Following Operation Torch, the Allied invasion of French North Africa on 8 November, Germany launched Case Anton in retaliation, moving to seize all of the so-called "Zone libre", the part of Vichy France that had up to that point remained unoccupied. Expecting the Germans to arrive to commandeer the ships, de Laborde ordered his crews to prepare to scuttle their ships. When the Germans arrived in Toulon on 27 November, the work had been completed and de Laborde issued the order. Sabotage teams went through the ships, destroying any equipment that might be usable by the Germans, including rangefinders, gyrocompasses, and radios. They lit fires in the boilers and shut off the water supply so that the boilers would overheat and explode, and they packed gun barrels with explosives. Strasbourg's crew then opened the seacocks and detonated scuttling charges to ensure the ship sank. Dunkerque was at that time still incomplete in the drydock, so she was set on fire, damaged by demolition charges, and then flooded in the drydock when the locks were opened.
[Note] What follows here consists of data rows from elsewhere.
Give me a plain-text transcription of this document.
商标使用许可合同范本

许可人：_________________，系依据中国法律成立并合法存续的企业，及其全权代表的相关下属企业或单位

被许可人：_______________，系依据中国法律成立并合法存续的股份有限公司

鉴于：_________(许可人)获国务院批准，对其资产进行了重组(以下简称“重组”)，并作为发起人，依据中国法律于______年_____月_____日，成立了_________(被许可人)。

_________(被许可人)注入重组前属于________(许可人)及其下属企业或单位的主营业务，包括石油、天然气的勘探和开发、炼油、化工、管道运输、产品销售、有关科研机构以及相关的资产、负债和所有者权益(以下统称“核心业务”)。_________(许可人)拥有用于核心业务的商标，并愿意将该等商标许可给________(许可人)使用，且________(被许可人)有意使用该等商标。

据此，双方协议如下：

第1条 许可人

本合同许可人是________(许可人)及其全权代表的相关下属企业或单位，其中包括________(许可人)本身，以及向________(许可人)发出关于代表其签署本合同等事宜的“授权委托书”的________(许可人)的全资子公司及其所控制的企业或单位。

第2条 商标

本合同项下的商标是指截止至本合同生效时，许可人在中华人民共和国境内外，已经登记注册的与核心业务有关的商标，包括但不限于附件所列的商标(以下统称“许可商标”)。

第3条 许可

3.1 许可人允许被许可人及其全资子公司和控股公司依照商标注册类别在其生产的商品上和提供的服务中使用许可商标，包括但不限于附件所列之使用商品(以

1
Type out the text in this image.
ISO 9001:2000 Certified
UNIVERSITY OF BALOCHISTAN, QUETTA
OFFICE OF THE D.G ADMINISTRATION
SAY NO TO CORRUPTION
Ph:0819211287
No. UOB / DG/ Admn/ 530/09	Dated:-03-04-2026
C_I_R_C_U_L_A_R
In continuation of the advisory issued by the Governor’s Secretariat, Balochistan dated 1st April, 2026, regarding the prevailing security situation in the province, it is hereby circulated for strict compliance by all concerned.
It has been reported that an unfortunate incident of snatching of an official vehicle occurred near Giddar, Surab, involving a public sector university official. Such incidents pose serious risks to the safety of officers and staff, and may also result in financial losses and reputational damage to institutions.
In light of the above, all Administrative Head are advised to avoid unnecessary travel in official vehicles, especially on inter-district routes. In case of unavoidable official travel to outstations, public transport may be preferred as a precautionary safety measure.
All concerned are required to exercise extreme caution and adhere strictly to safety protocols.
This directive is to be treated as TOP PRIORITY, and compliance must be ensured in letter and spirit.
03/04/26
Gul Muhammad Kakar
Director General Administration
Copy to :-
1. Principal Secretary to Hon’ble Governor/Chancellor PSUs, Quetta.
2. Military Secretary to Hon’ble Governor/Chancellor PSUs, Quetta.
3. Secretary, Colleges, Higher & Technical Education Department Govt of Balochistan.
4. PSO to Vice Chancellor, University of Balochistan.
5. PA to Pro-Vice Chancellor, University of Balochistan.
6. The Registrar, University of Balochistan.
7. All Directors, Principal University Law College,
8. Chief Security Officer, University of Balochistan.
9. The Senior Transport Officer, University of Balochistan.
Italy received control over most of the wrecks, as Germany had little interest; the Italian fleet sought as many vessels as possible, but Dunkerque and Strasbourg were too badly damaged to be repaired quickly, and so they wrote them off as a total loss. To prevent the French from repairing them in the future, the Italians inflicted further damage on the wrecks, including cutting their main-battery guns. They then began breaking up both vessels, but after the Italian surrender in September 1943, the Germans reasserted control over the port. The Germans then turned Strasbourg back to Vichy control, who placed the ship in a state of conservation in the Bay of Lazaret, hoping to repair the ship after the war. She was then bombed and sunk again by American aircraft after Operation Dragoon, the Allied invasion of southern France. Dunkerque was also bombed several times in the final years of the war.

After falling under Free French control in October 1944, Strasbourg was raised again but by that point was beyond repairing. Instead, she was retained as a target for underwater weapons tests. Little else was done with either wreck for more than a decade; in March 1955, Strasbourg was condemned and renamed Q45 before being sold for scrap in May. Dunkerque became Q56 in September but remained extant until September 1958, when she, too, was sold to ship breakers.